François du Canal, a member of the Collective Opposed to Police Brutality (COBP), worried about François Brière’s appointment by the government as the Crown Prosecutor in the case.
In 2007, Brière presided over a police investigation in which Quilem Registre, a black Montreal North resident, was killed after he was struck with up to six shots from a taser after police said he hit three parked cars and acted intoxicated. Brière dismissed charges against police.
Since 1987, there have been 43 people killed by police in Montreal. In the same period, only four police teams have been charged of murder. In half the cases, the officers were acquitted.
La Presse’s Jean-Paul Charbonneau was the first to discover and publicize Brière’s appointment, on August 19. COBP challenged the article’s statement that Brière’s experience with the justice system would prove an asset in calming tensions in Montreal North in a letter the newspaper refused to print.
Martine Bérubé, spokesperson for the Quebec Bureau of Criminal and Penal Prosecution, said Brière was selected because he worked with the St. Jérôme jurisdiction, 30 km north of Montreal, and thus could approach the case from an impartial point of view.
“Brière has a lot of experience, and we have no reason to believe that he won’t do a good job,” she said.
The COPB has organized annual marches against police brutality for the past 12 years.
McGill Daily: Are you confident that François Brière’s involvement with the Villanueva case will afford the family justice?
François Du Canal: No. Brière is known for being an anti-Mohawk prosecutor from his involvement with the Oka Crisis in 1990 and the 2004 police coup in Kanehsatake. He is an investigator who seems to enjoy putting Mohawks in jail. What’s even more scandalous is that he was the Crown Prosecutor in the Quilem Registre killing in Saint-Michel in 2007…. [He] decided not to lay charges against the officers involved. La Presse claimed that Brière was experienced and his work with the Sûreté du Québec (SQ) will calm people down, but we think that’s total nonsense.

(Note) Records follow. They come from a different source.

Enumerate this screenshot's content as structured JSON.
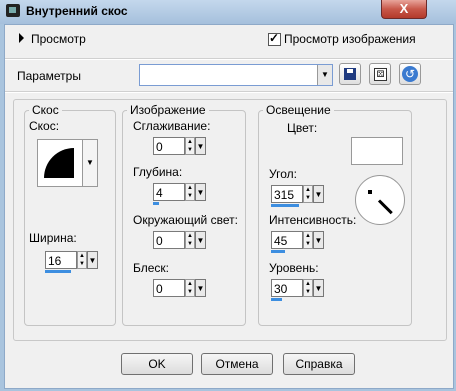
{
  "window": {
    "title": "Внутренний скос",
    "close_glyph": "X",
    "title_icon": "app-icon"
  },
  "preview": {
    "toggle_label": "Просмотр",
    "show_preview_label": "Просмотр изображения",
    "show_preview_checked": true
  },
  "params": {
    "label": "Параметры",
    "value": "",
    "icons": [
      "save-icon",
      "random-dice-icon",
      "reset-icon"
    ]
  },
  "bevel": {
    "group_title": "Скос",
    "shape_label": "Скос:",
    "width_label": "Ширина:",
    "width_value": "16",
    "width_fill": 0.8
  },
  "image": {
    "group_title": "Изображение",
    "smoothing_label": "Сглаживание:",
    "smoothing_value": "0",
    "smoothing_fill": 0.0,
    "depth_label": "Глубина:",
    "depth_value": "4",
    "depth_fill": 0.2,
    "ambience_label": "Окружающий свет:",
    "ambience_value": "0",
    "ambience_fill": 0.0,
    "shininess_label": "Блеск:",
    "shininess_value": "0",
    "shininess_fill": 0.0
  },
  "lighting": {
    "group_title": "Освещение",
    "color_label": "Цвет:",
    "color_value": "#ffffff",
    "angle_label": "Угол:",
    "angle_value": "315",
    "angle_fill": 0.87,
    "intensity_label": "Интенсивность:",
    "intensity_value": "45",
    "intensity_fill": 0.45,
    "elevation_label": "Уровень:",
    "elevation_value": "30",
    "elevation_fill": 0.33
  },
  "buttons": {
    "ok": "OK",
    "cancel": "Отмена",
    "help": "Справка"
  },
  "colors": {
    "accent": "#3d8ee0",
    "close_button": "#c8584a"
  }
}
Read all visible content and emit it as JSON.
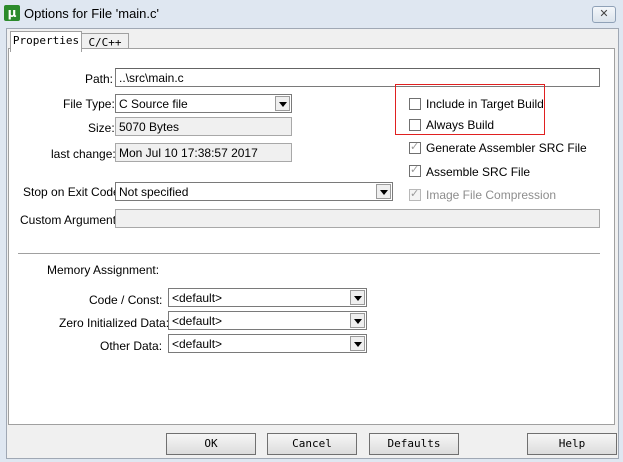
{
  "window": {
    "title": "Options for File 'main.c'",
    "app_icon": "µ"
  },
  "tabs": [
    {
      "label": "Properties"
    },
    {
      "label": "C/C++"
    }
  ],
  "fields": {
    "path": {
      "label": "Path:",
      "value": "..\\src\\main.c"
    },
    "file_type": {
      "label": "File Type:",
      "value": "C Source file"
    },
    "size": {
      "label": "Size:",
      "value": "5070 Bytes"
    },
    "last_change": {
      "label": "last change:",
      "value": "Mon Jul 10 17:38:57 2017"
    },
    "stop_on_exit": {
      "label": "Stop on Exit Code:",
      "value": "Not specified"
    },
    "custom_args": {
      "label": "Custom Arguments:",
      "value": ""
    }
  },
  "options": [
    {
      "label": "Include in Target Build",
      "checked": false,
      "enabled": true
    },
    {
      "label": "Always Build",
      "checked": false,
      "enabled": true
    },
    {
      "label": "Generate Assembler SRC File",
      "checked": true,
      "enabled": true
    },
    {
      "label": "Assemble SRC File",
      "checked": true,
      "enabled": true
    },
    {
      "label": "Image File Compression",
      "checked": true,
      "enabled": false
    }
  ],
  "memory": {
    "heading": "Memory Assignment:",
    "code_const": {
      "label": "Code / Const:",
      "value": "<default>"
    },
    "zero_init": {
      "label": "Zero Initialized Data:",
      "value": "<default>"
    },
    "other_data": {
      "label": "Other Data:",
      "value": "<default>"
    }
  },
  "buttons": {
    "ok": "OK",
    "cancel": "Cancel",
    "defaults": "Defaults",
    "help": "Help"
  },
  "colors": {
    "highlight_border": "#e02020"
  }
}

Brière’s nomination is a warning that the Freddy Villaneuva case will conclude the same way his other cases did.
MD: Do you think the SQ will pursue a fair investigation into Villanueva’s death?
FC: The system is always the same even if it is the other police corps who are investigating. Police forces are always in solidarity with each other.
MD: Is the SQ delivering as promised to make the results of their investigation public?
FC: The SQ investigation is always secret. The [Villanueva] family doesn’t have access to the police report. The family only heard about the investigation through the media. They also didn’t interrogate the cops involved. How can we trust this investigation when they’re not doing what they should? The SQ is claiming that they’ll make their conclusions public, but we haven’t seen anything yet.
MD: How do you think Brière’s involvement in the case will impact relations between the police and Montreal North residents?
FC: If people learn that Brière acquitted Registre, it won’t give people confidence in the system. He acquitted the cops in that case…. He’s really arrogant, and he showed no respect to Registre’s family. That will make relations between people in Montreal North and the police even worse.
MD: What action can Villanueva’s family take if they do not agree with the decision made by the SQ and Brière?
FC: They have to go through the coroner to get a public inquiry. The lawyer can then file a civil suit against the police and that will take time.